Alerting

Application monitoring and alerting#

In Hackney, we use AWS CloudWatch to implement monitoring and alerting.

Any logs created in our APIs are recorded and accessible in AWS CloudWatch. Creation of log groups is automated via the current serverless setup.

Metric filters#

Filter and Pattern Syntax#

Metric filters are a useful feature that allows you to find patterns and terms in your logs. Following the logging standards identified earlier in this document, metric filters can be created to easily identify logs related to a certain phrase or term like ERROR.

Using the filters, developers can easily narrow down the logs they see to only the ones related to any error that has occurred, hiding all other logs such as ones for successful requests.

CloudWatch also provides a way to create alarms based on metric filters, so we can get notified if a log with matching a certain pattern/term has occurred.

Metric filters that should be created per API#

TBC

Needs to be filters we want commonly available for each API

Alarms should be created for the following metric filters#

TBC

Need to decide which logs should have an alarm associated with them

Availability monitoring and alerting#

We use AWS CloudWatch Canaries to monitor the availability of our APIs and front-end applications.

AWS CloudWatch Canaries#

AWS Canaries for APIs#

  • Set to run every 5 mins

  • A canary invokes an API endpoint to check it’s availability

  • Needs to be set up per API endpoint to ensure all endpoints provided by an API are functioning as expected

  • The current creation process for a canary is manual

See the guidance for Canaries here

AWS Canaries for front end applications#

  • Can monitor the availability of a web page

  • Alarms can be set to alert if availability of a given web page falls down

  • Logs recorded can be used to identify performance issues associated with loading a specific item

  • Can check for broken links

  • A max number of links to follow is set up

  • The canary crawls through the links and returns the first broken link identified

AWS CloudWatch Alarms#

We also use CloudWatch alarms to monitor for specific events in the log streams.

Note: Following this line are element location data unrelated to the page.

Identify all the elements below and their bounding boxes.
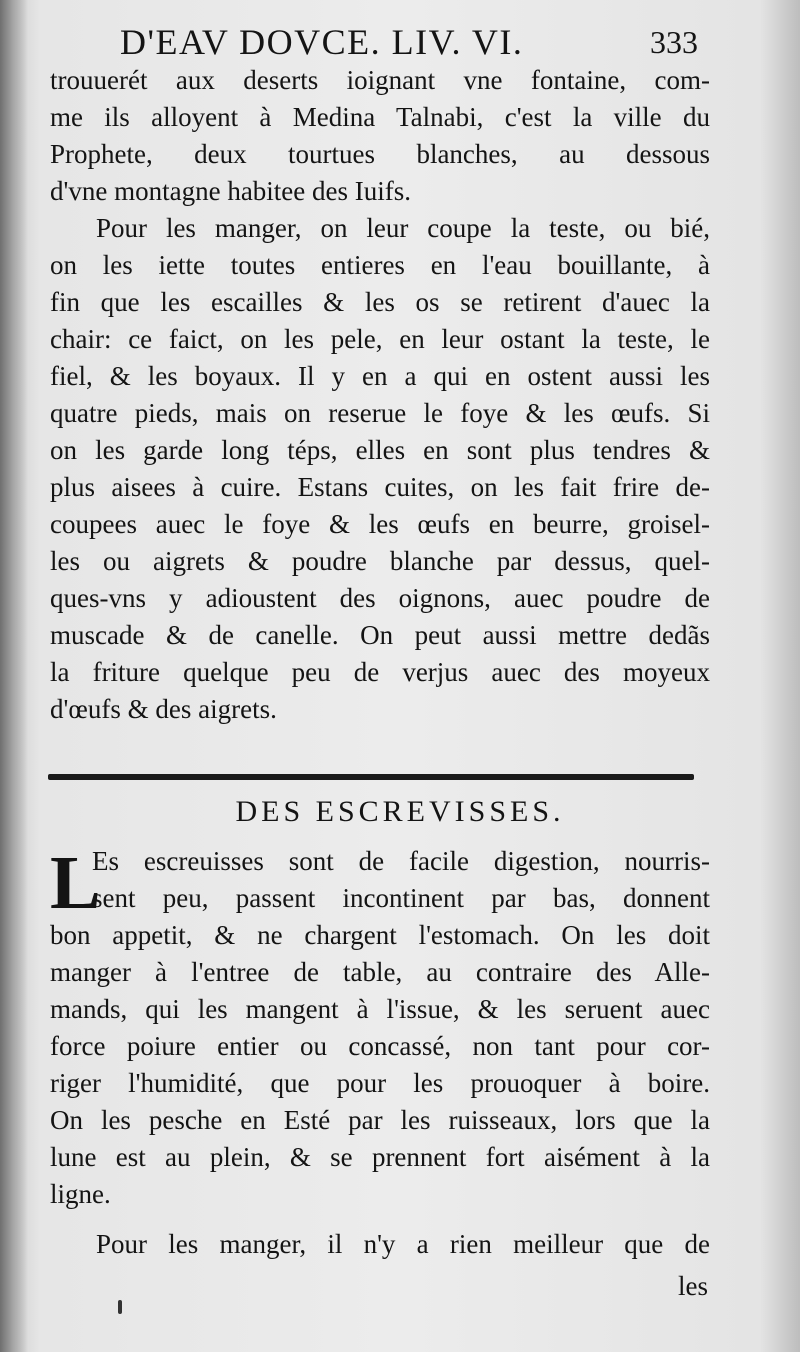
text-line: me ils alloyent à Medina Talnabi, c'est la ville du bbox=[50, 102, 710, 132]
page-header bbox=[0, 22, 800, 62]
paragraph-2 bbox=[50, 210, 710, 728]
text-line: fiel, & les boyaux. Il y en a qui en ostent aussi les bbox=[50, 361, 710, 391]
paragraph-3 bbox=[50, 843, 710, 1213]
text-line: la friture quelque peu de verjus auec des moyeux bbox=[50, 657, 710, 687]
text-line: sent peu, passent incontinent par bas, donnent bbox=[92, 883, 710, 913]
section-rule bbox=[48, 774, 694, 780]
paragraph-1 bbox=[50, 62, 710, 210]
text-line: ques-vns y adioustent des oignons, auec poudre de bbox=[50, 583, 710, 613]
text-line: force poiure entier ou concassé, non tant pour cor- bbox=[50, 1031, 710, 1061]
text-line: trouuerét aux deserts ioignant vne fontaine, com- bbox=[50, 65, 710, 95]
text-line: manger à l'entree de table, au contraire des Alle- bbox=[50, 957, 710, 987]
text-line: plus aisees à cuire. Estans cuites, on les fait frire de- bbox=[50, 472, 710, 502]
paragraph-4 bbox=[50, 1226, 710, 1263]
text-line: riger l'humidité, que pour les prouoquer à boire. bbox=[50, 1068, 710, 1098]
gutter-shadow bbox=[0, 0, 28, 1352]
text-line: quatre pieds, mais on reserue le foye & les œufs. Si bbox=[50, 398, 710, 428]
text-line: muscade & de canelle. On peut aussi mettre dedãs bbox=[50, 620, 710, 650]
section-title: DES ESCREVISSES. bbox=[235, 795, 565, 828]
text-line: on les garde long téps, elles en sont plus tendres & bbox=[50, 435, 710, 465]
text-line: Pour les manger, il n'y a rien meilleur que de bbox=[96, 1229, 710, 1259]
text-line: fin que les escailles & les os se retirent d'auec la bbox=[50, 287, 710, 317]
text-line: d'œufs & des aigrets. bbox=[50, 694, 277, 724]
text-line: ligne. bbox=[50, 1179, 111, 1209]
catchword: les bbox=[678, 1271, 708, 1301]
text-line: d'vne montagne habitee des Iuifs. bbox=[50, 176, 412, 206]
text-line: Prophete, deux tourtues blanches, au dessous bbox=[50, 139, 710, 169]
text-line: chair: ce faict, on les pele, en leur ostant la teste, le bbox=[50, 324, 710, 354]
drop-initial: L bbox=[50, 841, 101, 925]
text-line: Es escreuisses sont de facile digestion, nourris- bbox=[92, 846, 710, 876]
text-line: mands, qui les mangent à l'issue, & les seruent auec bbox=[50, 994, 710, 1024]
text-line: on les iette toutes entieres en l'eau bouillante, à bbox=[50, 250, 710, 280]
text-line: On les pesche en Esté par les ruisseaux, lors que la bbox=[50, 1105, 710, 1135]
running-head: D'EAV DOVCE. LIV. VI. bbox=[120, 22, 524, 62]
text-line: lune est au plein, & se prennent fort aisément à la bbox=[50, 1142, 710, 1172]
text-line: coupees auec le foye & les œufs en beurre, groisel- bbox=[50, 509, 710, 539]
text-line: Pour les manger, on leur coupe la teste, ou bié, bbox=[96, 213, 710, 243]
ink-mark bbox=[118, 1300, 122, 1314]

Specific metrics can be established as triggers on application logs which can fire off alerts in the form of emails or other messaging mediums. We can create up to 5000 alarms per region per account which should give us sufficient capacity.

It may also be possible to consolidate these alarms if we have a standard format for logs (this may also be achievable by creating composite alarms but uses up available alarms.